Authorization is a big part of being an online citizen. In short, are you really you? We deal with this challenge every day. From choosing a password to decoding a cryptic set of letters, to selecting all of the traffic lights in a photo, to identifying where you went to high school or who your youngest second cousin is, we're caught in a security arms race: web sites attempting to protect themselves while the bad guys try to circumvent security steps.
We live online. But what about those security questions you've been using to prove you're you? Have they been living online with us so long that they’re no longer that secretive?
Your family tree is probably online somewhere. This may seem like it’s of no interest to strangers, but if it has your mother's maiden name and that's what your credit card company uses, you’ve got a problem.

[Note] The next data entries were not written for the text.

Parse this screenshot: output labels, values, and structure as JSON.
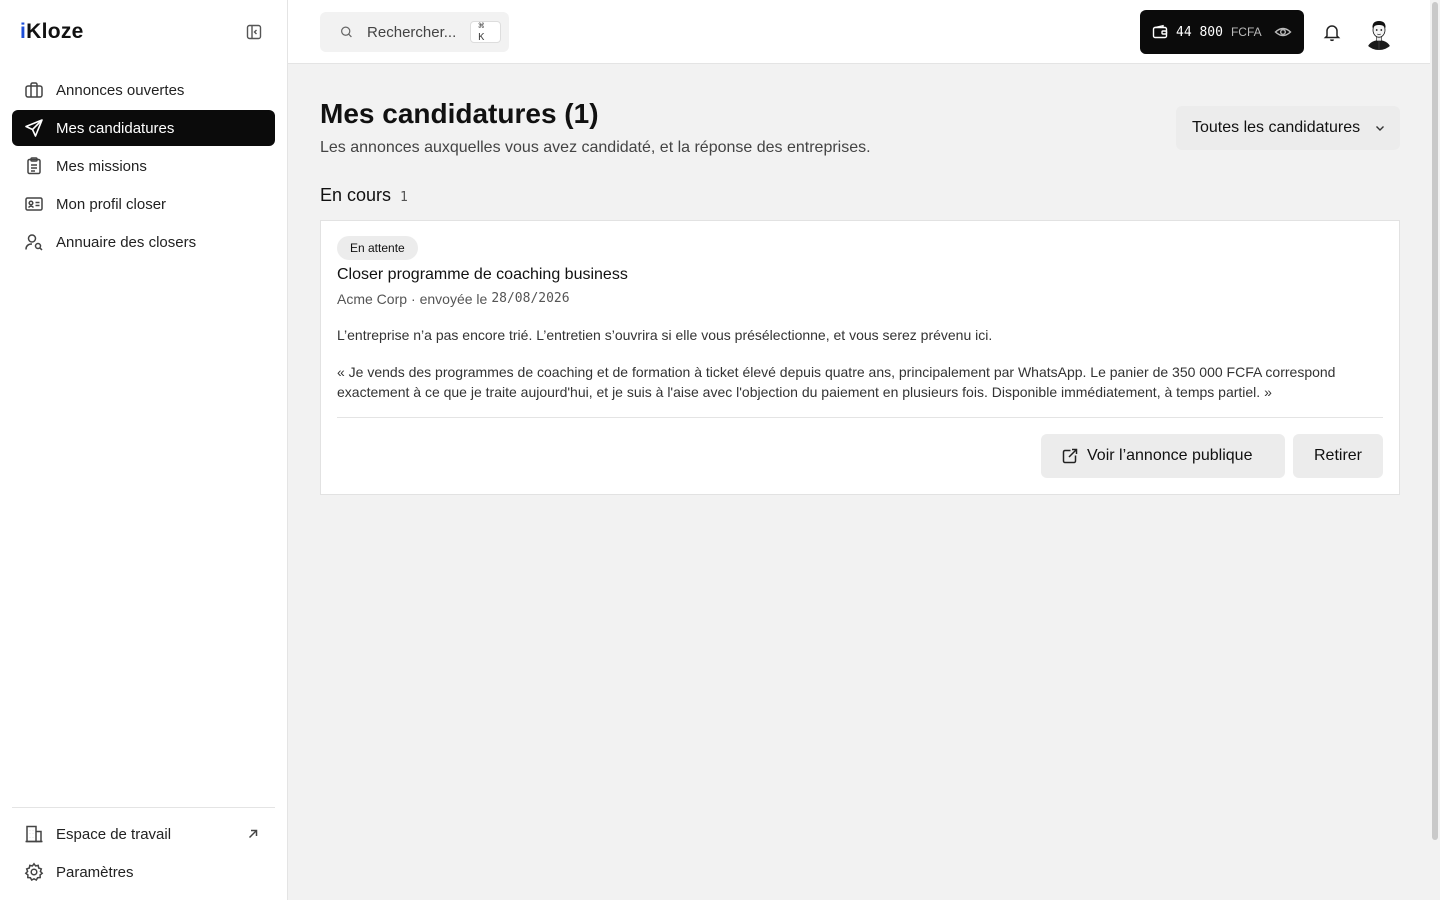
{
  "brand": {
    "logo_prefix": "i",
    "logo_rest": "Kloze"
  },
  "sidebar": {
    "items": [
      {
        "label": "Annonces ouvertes",
        "icon": "briefcase-icon",
        "active": false
      },
      {
        "label": "Mes candidatures",
        "icon": "send-icon",
        "active": true
      },
      {
        "label": "Mes missions",
        "icon": "clipboard-icon",
        "active": false
      },
      {
        "label": "Mon profil closer",
        "icon": "id-card-icon",
        "active": false
      },
      {
        "label": "Annuaire des closers",
        "icon": "user-search-icon",
        "active": false
      }
    ],
    "bottom_items": [
      {
        "label": "Espace de travail",
        "icon": "building-icon",
        "external_icon": "arrow-up-right-icon"
      },
      {
        "label": "Paramètres",
        "icon": "gear-icon"
      }
    ]
  },
  "topbar": {
    "search": {
      "placeholder": "Rechercher...",
      "shortcut": "⌘ K"
    },
    "wallet": {
      "amount": "44 800",
      "currency": "FCFA"
    }
  },
  "page": {
    "title": "Mes candidatures (1)",
    "subtitle": "Les annonces auxquelles vous avez candidaté, et la réponse des entreprises.",
    "filter": {
      "selected": "Toutes les candidatures"
    }
  },
  "section": {
    "title": "En cours",
    "count": "1"
  },
  "application": {
    "status_badge": "En attente",
    "title": "Closer programme de coaching business",
    "company": "Acme Corp",
    "sent_prefix": "· envoyée le",
    "sent_date": "28/08/2026",
    "status_text": "L’entreprise n’a pas encore trié. L’entretien s’ouvrira si elle vous présélectionne, et vous serez prévenu ici.",
    "quote": "« Je vends des programmes de coaching et de formation à ticket élevé depuis quatre ans, principalement par WhatsApp. Le panier de 350 000 FCFA correspond exactement à ce que je traite aujourd'hui, et je suis à l'aise avec l'objection du paiement en plusieurs fois. Disponible immédiatement, à temps partiel. »",
    "view_button": "Voir l’annonce publique",
    "withdraw_button": "Retirer"
  }
}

What about the security question of the street on which you grew up? That's probably online, too.
Birthdate? Facebook advertises that to all your friends if you let it. Twitter might show a picture of you celebrating your birthday.
What about the "what is your favorite food" question? Check your last Yelp posting or Facebook status, maybe you disclosed that.
That “city in which you were born”? Not too tricky to determine.
There are some techniques to help reduce the likelihood that your identity may get stolen (for more tips, see https://privacyrights.org/resource-types/guides ). The process of authorizing one's self to a web site is increasingly annoying, difficult, and time consuming. And the bad guys are a) getting better at figuring out how to trick you, b) getting more access to your info as you live increasingly online, and c) gaining more incentives to do this because of the increasing amount of money people spend online.
What's the fix? There are some solutions like OpenID (http://openid.net/) but they aren't ubiquitous. More sophisticated technology like biometrics or retinal scans aren't cost effective, ubiquitous, or easy enough for most web sites to implement.
If you have the option to make your own security question, DO IT. Your “only I know the answer to this question” creativity will be better than any canned questions.
If you're given a choice of questions, think about what information is already available elsewhere. If you have the option to make your own question, DO IT, but DON'T use the same one on each web site. You might remember your first kiss, or who your 2nd grade teacher was. You might remember the nickname for your first pet. But before you choose these, think about if you've disclosed them already. If the question a web site requires is too easily acquired, either come up with a different/wrong answer that only you know, or consider a different web site.